White pines in North Country bear important fruit
Saturday, December 14, 2013 - 4:47 pm

By PAUL HETZLER

The old saw, “money doesn’t grow on trees,” will remain valid unless bartering ever becomes the norm, in which case fruit and nut growers will be awash in tree-grown currency.

Figuring exchange rates would be quite a headache, I imagine. Our eastern white pine isn’t considered a crop-bearing tree and it certainly doesn’t sprout cash, but it has borne priceless “fruit” all the same.

The tallest trees this side of the Rockies, white pines of up to 230 feet were recorded by early loggers. The current U.S. champion stands at 188 feet tall, and in New York State we have several over 150 feet. In terms of identification, white pine makes it easy. It’s the only native pine out east that bears needles in bundles of fives. It produces attractive, six-inch long cones with resin-tipped scales, perfect for fire starting and for wreaths and other holiday decorations (might want to keep those away from open flames).

White pine is renowned for its exceptionally wide and clear (knot-free), light-colored lumber used for flooring, paneling and sheathing as well as for structural members. New England was built on white pine, and in some old homes, original pine floorboards 20 or more inches wide can still be found. Impressive as its premium lumber is, white pine’s most precious gift is invisible. And hopefully indivisible.

About a thousand years ago here in the Northeast, five nation-states decided they spent too much energy disputing borders and resources, and devised a system of governance to resolve inter-state issues, leaving each nation-state otherwise autonomous. It’s said that white pine, with its five needles joined at the base, helped inspire the original five member nations (a sixth was added in 1722) to form the new federal structure, and white pine remains a symbol of this confederacy, the Iroquois. The tree was, and is, depicted with a bald eagle, five arrows clenched in its talons to symbolize strength in unity, perched at its top.
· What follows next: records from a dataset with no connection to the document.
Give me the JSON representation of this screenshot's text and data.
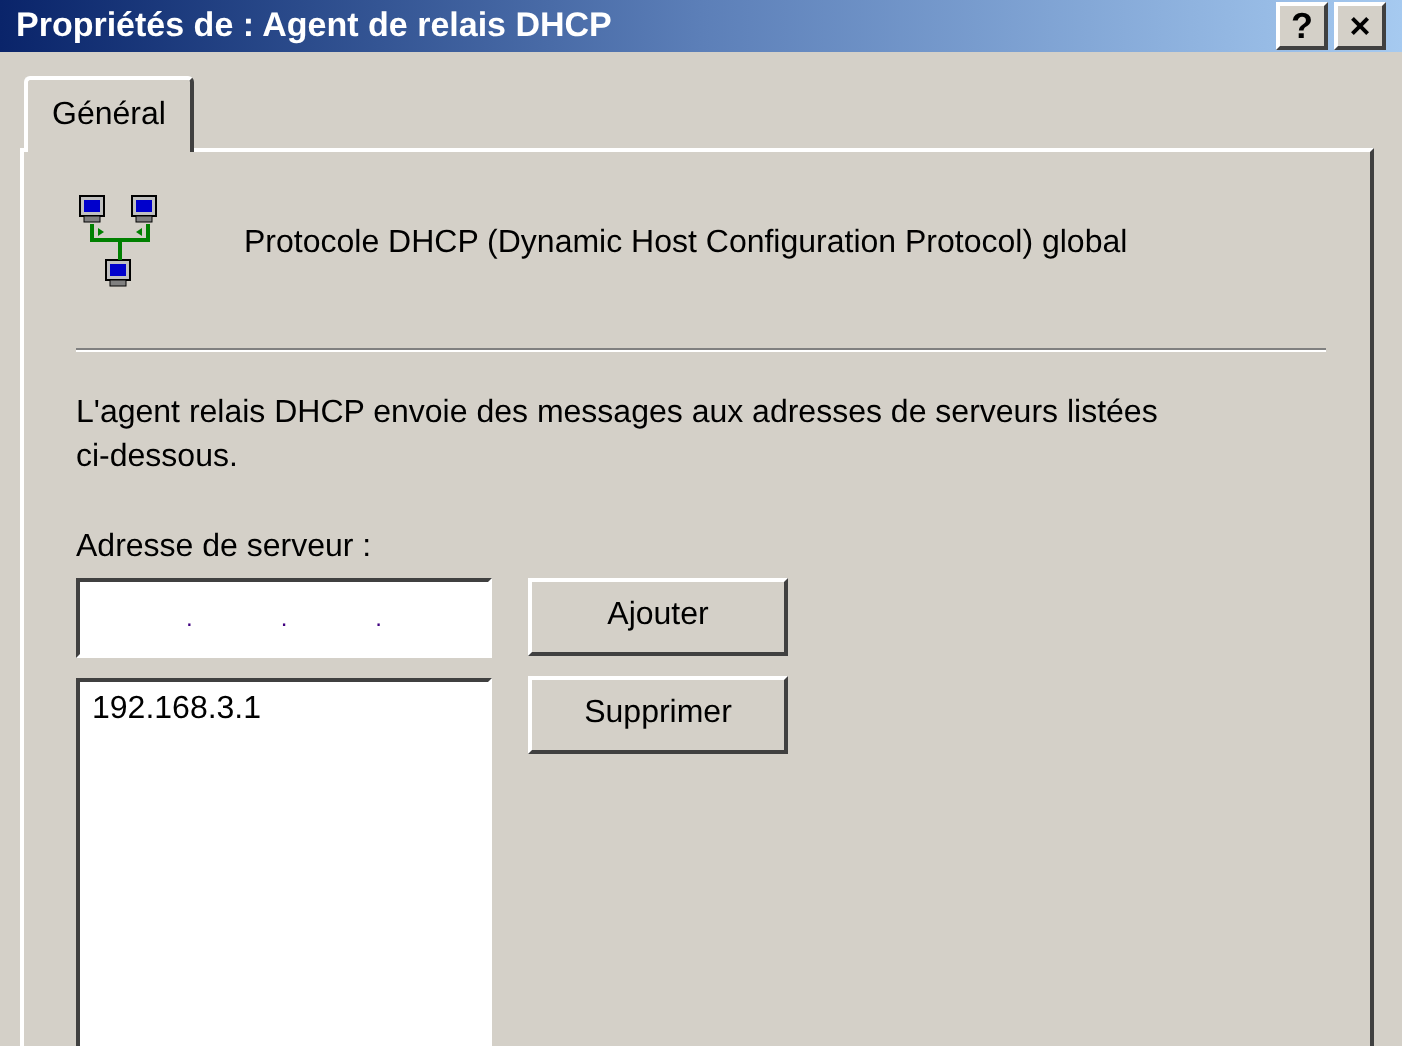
{
  "window": {
    "title": "Propriétés de : Agent de relais DHCP",
    "title_buttons": [
      "?",
      "×"
    ]
  },
  "tabs": [
    {
      "label": "Général",
      "selected": true
    }
  ],
  "heading": "Protocole DHCP (Dynamic Host Configuration Protocol) global",
  "description": "L'agent relais DHCP envoie des messages aux adresses de serveurs listées ci-dessous.",
  "server_address": {
    "label": "Adresse de serveur :",
    "separators": [
      ".",
      ".",
      "."
    ]
  },
  "buttons": [
    "Ajouter",
    "Supprimer"
  ],
  "servers": [
    {
      "address": "192.168.3.1",
      "selected": false
    }
  ]
}
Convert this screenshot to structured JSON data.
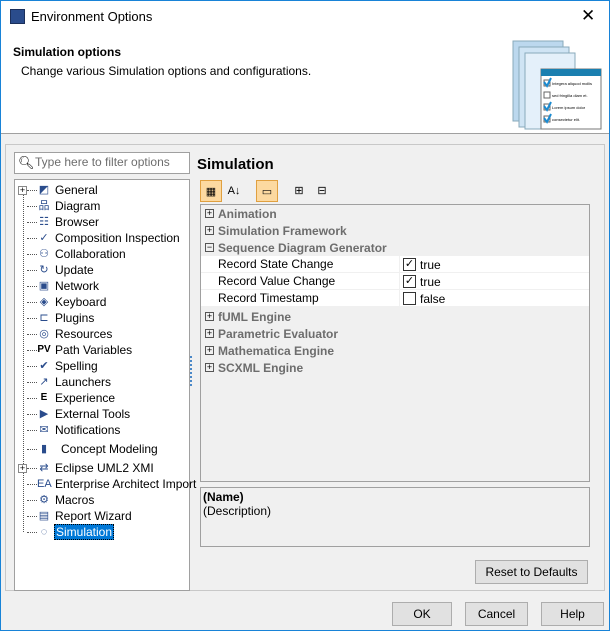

The Iroquois confederacy comprises 50 elected chiefs who sit in two legislative groups, with a single elected head of state. Historically, only women could vote. Women also had the sole power to impeach a leader not acting in the public’s best interest, and could quash any legislation they deemed rash or short-sighted. A chief was expected to be able to recite the Iroquois constitution from memory, a feat which is still practiced today on some reserves, and takes nine full days to complete.

Jefferson, Franklin, Monroe, Madison and Adams wrote of their admiration of the Iroquois confederacy. Franklin and Madison were particularly enthusiastic about it, and exhorted the thirteen colonies to adopt a similarly structured union. During the drafting of the U.S. Constitution, Iroquois leaders were invited to attend as advisers.

Among the earliest Revolutionary flags was a series of Pine Tree Flags, and the white pine remains on Vermont’s state flag. The eagle, though removed from its pine perch, has always sat on U.S. currency, holding in its talons a bundle of thirteen arrows symbolizing strength in unity, or E Pluribus Unum. I suppose in a metaphoric sense, our money did grow on a tree.

Paul Hetzler is a forester and a horticulture and natural resources educator for Cornell Cooperative Extension of St. Lawrence County.